16. In this case however, these Courts are asked to make an order for the return of the minor child on the basis that such an order was made in the United Kingdom on the 3rd of April 2014. However, that order was made ex parte, and upon limited information. The situation has changed significantly most notably because of the possibility that the appellant has severed her relationship with David S/L/LF, and most importantly, the views expressed on behalf of Birmingham City Council in the email of 6th July. This raises a possibility that the English Court might consider that it is not now necessary or appropriate that P should return to the United Kingdom. Whether the care of P and his best interests mean that he should be returned to care the United Kingdom in either the short or longer term, is a matter within the jurisdiction of the courts of England and Wales. The declaration made pursuant to Article 17 by the High Court, is, as a result of this Court’s dismissal of the appeal in that regard, now final. However no determination on the question of the future care of P has been made on the information which is now available and which may require to be considered tested and perhaps supplemented. In the exercise of this Court’s discretion it is important to know whether Birmingham City Council in the first place, and ultimately the courts of England and Wales, consider that it is now necessary that the child be returned to England and Wales pending any order made by those courts as to the welfare of the child. Accordingly, this Court proposes to adjourn its decision in respect of the appeal against the order returning P to England and Wales pursuant to Article 20 of the Regulation for a period of one week from today with a view to permitting the Birmingham City Council (and the Child and Family Agency if thought appropriate) to bring applications before the English High Court with a view to obtaining its views on question of whether it requires that P be returned to England immediately for the purposes of any decision on his care and welfare. Once this matter has been addressed the Court will make its decision on the Article 20 application, and should make it clear, that should the English court determine that it is appropriate that the child be returned then this Court would be disposed to make such an order.

17. The Court has also emphasised to Ms D the importance of attending before the English court, obtaining legal representation there (and indeed here) and being frank and cooperative with the courts and the authorities in both jurisdictions.

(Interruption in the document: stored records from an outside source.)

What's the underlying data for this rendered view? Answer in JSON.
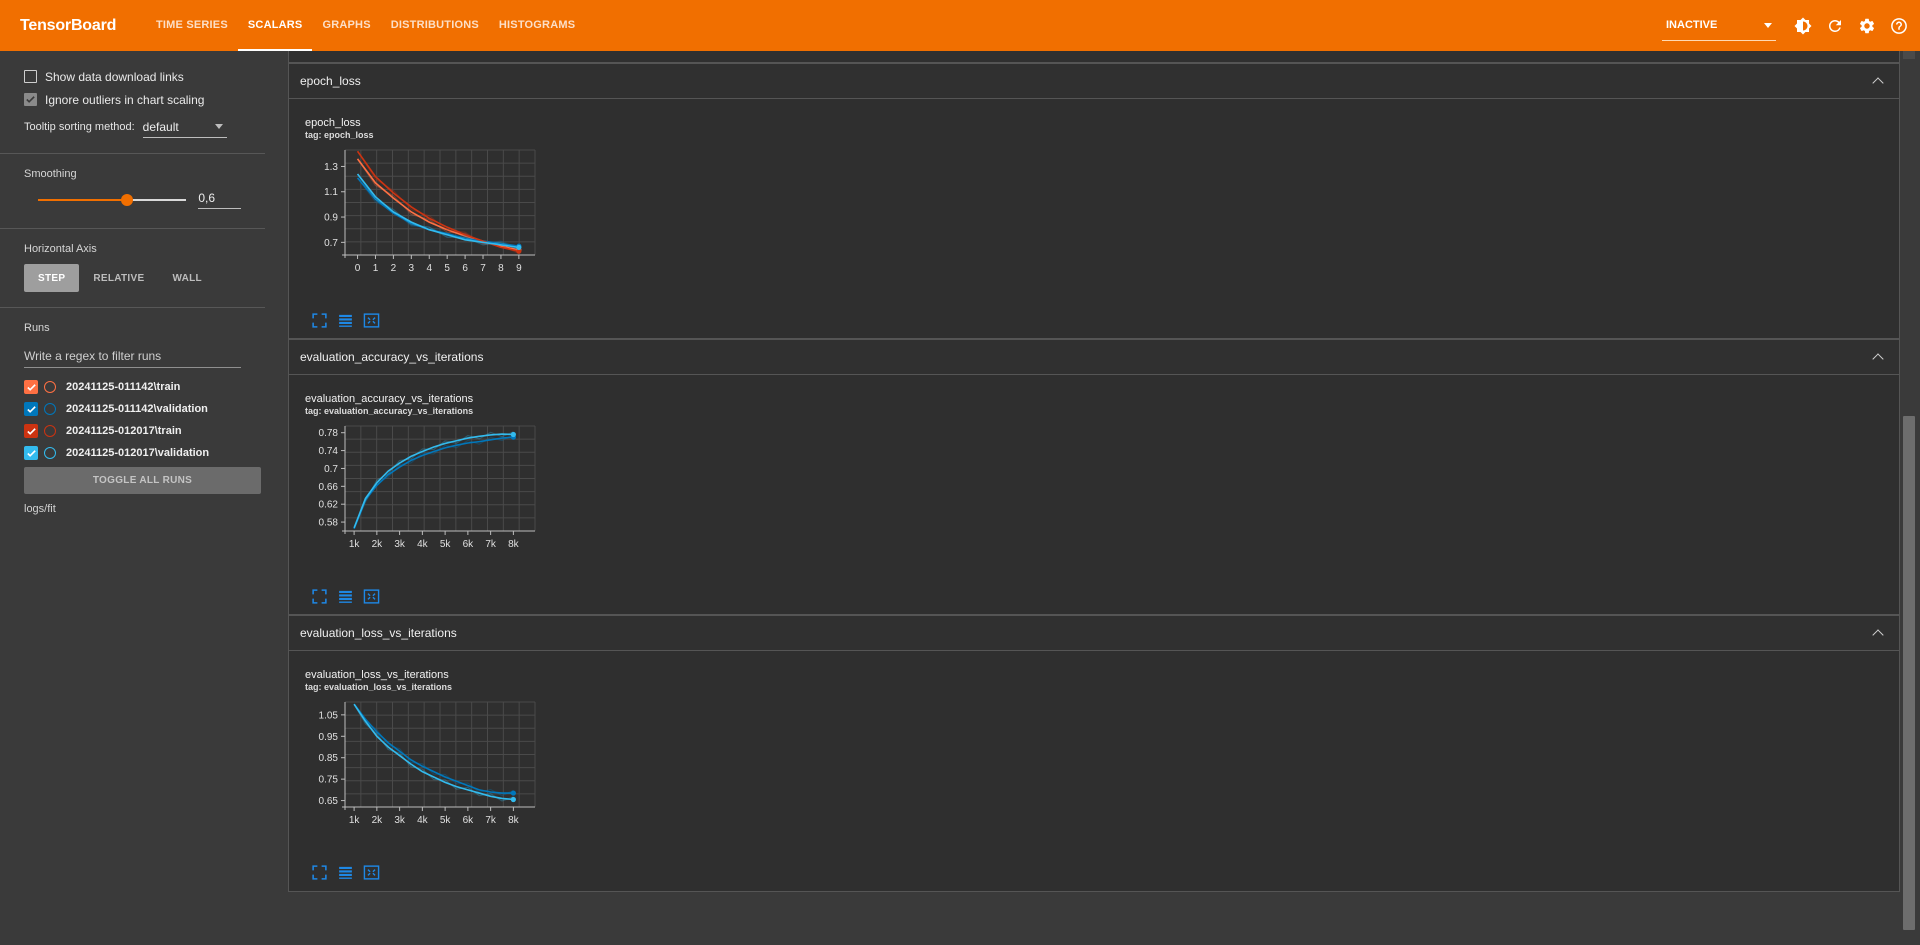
{
  "app": {
    "brand": "TensorBoard",
    "tabs": [
      {
        "label": "TIME SERIES",
        "active": false
      },
      {
        "label": "SCALARS",
        "active": true
      },
      {
        "label": "GRAPHS",
        "active": false
      },
      {
        "label": "DISTRIBUTIONS",
        "active": false
      },
      {
        "label": "HISTOGRAMS",
        "active": false
      }
    ],
    "status_select": "INACTIVE",
    "icons": [
      "brightness-icon",
      "refresh-icon",
      "settings-icon",
      "help-icon"
    ],
    "accent_color": "#f16f00"
  },
  "sidebar": {
    "show_download_links": "Show data download links",
    "ignore_outliers": "Ignore outliers in chart scaling",
    "tooltip_label": "Tooltip sorting method:",
    "tooltip_value": "default",
    "smoothing_title": "Smoothing",
    "smoothing_value": "0,6",
    "smoothing_fraction": 0.6,
    "axis_title": "Horizontal Axis",
    "axis_options": [
      "STEP",
      "RELATIVE",
      "WALL"
    ],
    "axis_selected": "STEP",
    "runs_title": "Runs",
    "filter_placeholder": "Write a regex to filter runs",
    "runs": [
      {
        "name": "20241125-011142\\train",
        "color": "#ff7043"
      },
      {
        "name": "20241125-011142\\validation",
        "color": "#0077bb"
      },
      {
        "name": "20241125-012017\\train",
        "color": "#cc3311"
      },
      {
        "name": "20241125-012017\\validation",
        "color": "#33bbee"
      }
    ],
    "toggle_label": "TOGGLE ALL RUNS",
    "logdir": "logs/fit"
  },
  "groups": [
    {
      "header": "epoch_loss",
      "title": "epoch_loss",
      "tag": "tag: epoch_loss"
    },
    {
      "header": "evaluation_accuracy_vs_iterations",
      "title": "evaluation_accuracy_vs_iterations",
      "tag": "tag: evaluation_accuracy_vs_iterations"
    },
    {
      "header": "evaluation_loss_vs_iterations",
      "title": "evaluation_loss_vs_iterations",
      "tag": "tag: evaluation_loss_vs_iterations"
    }
  ],
  "chart_data": [
    {
      "type": "line",
      "title": "epoch_loss",
      "x": [
        0,
        1,
        2,
        3,
        4,
        5,
        6,
        7,
        8,
        9
      ],
      "xticks": [
        "0",
        "1",
        "2",
        "3",
        "4",
        "5",
        "6",
        "7",
        "8",
        "9"
      ],
      "yticks": [
        0.7,
        0.9,
        1.1,
        1.3
      ],
      "xlim": [
        -0.7,
        9.9
      ],
      "ylim": [
        0.6,
        1.43
      ],
      "series": [
        {
          "name": "20241125-011142\\train",
          "color": "#ff7043",
          "values": [
            1.36,
            1.17,
            1.05,
            0.94,
            0.86,
            0.8,
            0.75,
            0.71,
            0.67,
            0.64
          ]
        },
        {
          "name": "20241125-011142\\validation",
          "color": "#0077bb",
          "values": [
            1.21,
            1.04,
            0.93,
            0.85,
            0.8,
            0.77,
            0.73,
            0.71,
            0.69,
            0.67
          ]
        },
        {
          "name": "20241125-012017\\train",
          "color": "#cc3311",
          "values": [
            1.42,
            1.22,
            1.09,
            0.98,
            0.89,
            0.82,
            0.76,
            0.71,
            0.66,
            0.63
          ]
        },
        {
          "name": "20241125-012017\\validation",
          "color": "#33bbee",
          "values": [
            1.24,
            1.06,
            0.94,
            0.86,
            0.8,
            0.76,
            0.72,
            0.7,
            0.68,
            0.66
          ]
        }
      ]
    },
    {
      "type": "line",
      "title": "evaluation_accuracy_vs_iterations",
      "x": [
        1000,
        1500,
        2000,
        2500,
        3000,
        3500,
        4000,
        4500,
        5000,
        5500,
        6000,
        6500,
        7000,
        7500,
        8000
      ],
      "xticks": [
        "1k",
        "2k",
        "3k",
        "4k",
        "5k",
        "6k",
        "7k",
        "8k"
      ],
      "yticks": [
        0.58,
        0.62,
        0.66,
        0.7,
        0.74,
        0.78
      ],
      "xlim": [
        600,
        8950
      ],
      "ylim": [
        0.56,
        0.795
      ],
      "series": [
        {
          "name": "20241125-011142\\validation",
          "color": "#0077bb",
          "values": [
            0.565,
            0.63,
            0.662,
            0.686,
            0.703,
            0.718,
            0.729,
            0.738,
            0.746,
            0.752,
            0.757,
            0.76,
            0.764,
            0.768,
            0.77
          ]
        },
        {
          "name": "20241125-012017\\validation",
          "color": "#33bbee",
          "values": [
            0.567,
            0.633,
            0.668,
            0.694,
            0.712,
            0.727,
            0.738,
            0.748,
            0.756,
            0.762,
            0.768,
            0.772,
            0.775,
            0.777,
            0.776
          ]
        }
      ]
    },
    {
      "type": "line",
      "title": "evaluation_loss_vs_iterations",
      "x": [
        1000,
        1500,
        2000,
        2500,
        3000,
        3500,
        4000,
        4500,
        5000,
        5500,
        6000,
        6500,
        7000,
        7500,
        8000
      ],
      "xticks": [
        "1k",
        "2k",
        "3k",
        "4k",
        "5k",
        "6k",
        "7k",
        "8k"
      ],
      "yticks": [
        0.65,
        0.75,
        0.85,
        0.95,
        1.05
      ],
      "xlim": [
        600,
        8950
      ],
      "ylim": [
        0.62,
        1.11
      ],
      "series": [
        {
          "name": "20241125-011142\\validation",
          "color": "#0077bb",
          "values": [
            1.1,
            1.03,
            0.97,
            0.92,
            0.88,
            0.84,
            0.81,
            0.785,
            0.76,
            0.74,
            0.72,
            0.7,
            0.69,
            0.685,
            0.685
          ]
        },
        {
          "name": "20241125-012017\\validation",
          "color": "#33bbee",
          "values": [
            1.1,
            1.02,
            0.95,
            0.9,
            0.86,
            0.82,
            0.785,
            0.76,
            0.735,
            0.715,
            0.7,
            0.685,
            0.67,
            0.66,
            0.655
          ]
        }
      ]
    }
  ]
}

18. Accordingly the order of the Court on this appeal will be to dismiss the appeal against the declaration made by the High Court pursuant to Article 17 and to adjourn for one week the appeal against the order made pursuant to Article 20 of the Regulation. The Court will also make the same orders made in the High Court, prohibiting the publication of any details likely to identify the minor child, lifting the in camera rule to permit the CFA to liaise with the Central Authority for England and Wales regarding the circumstances of the minor and to convey any necessary information or reports to respect of the minor to the central authority in England and Wales and/or to Birmingham City Council and the courts of England and Wales.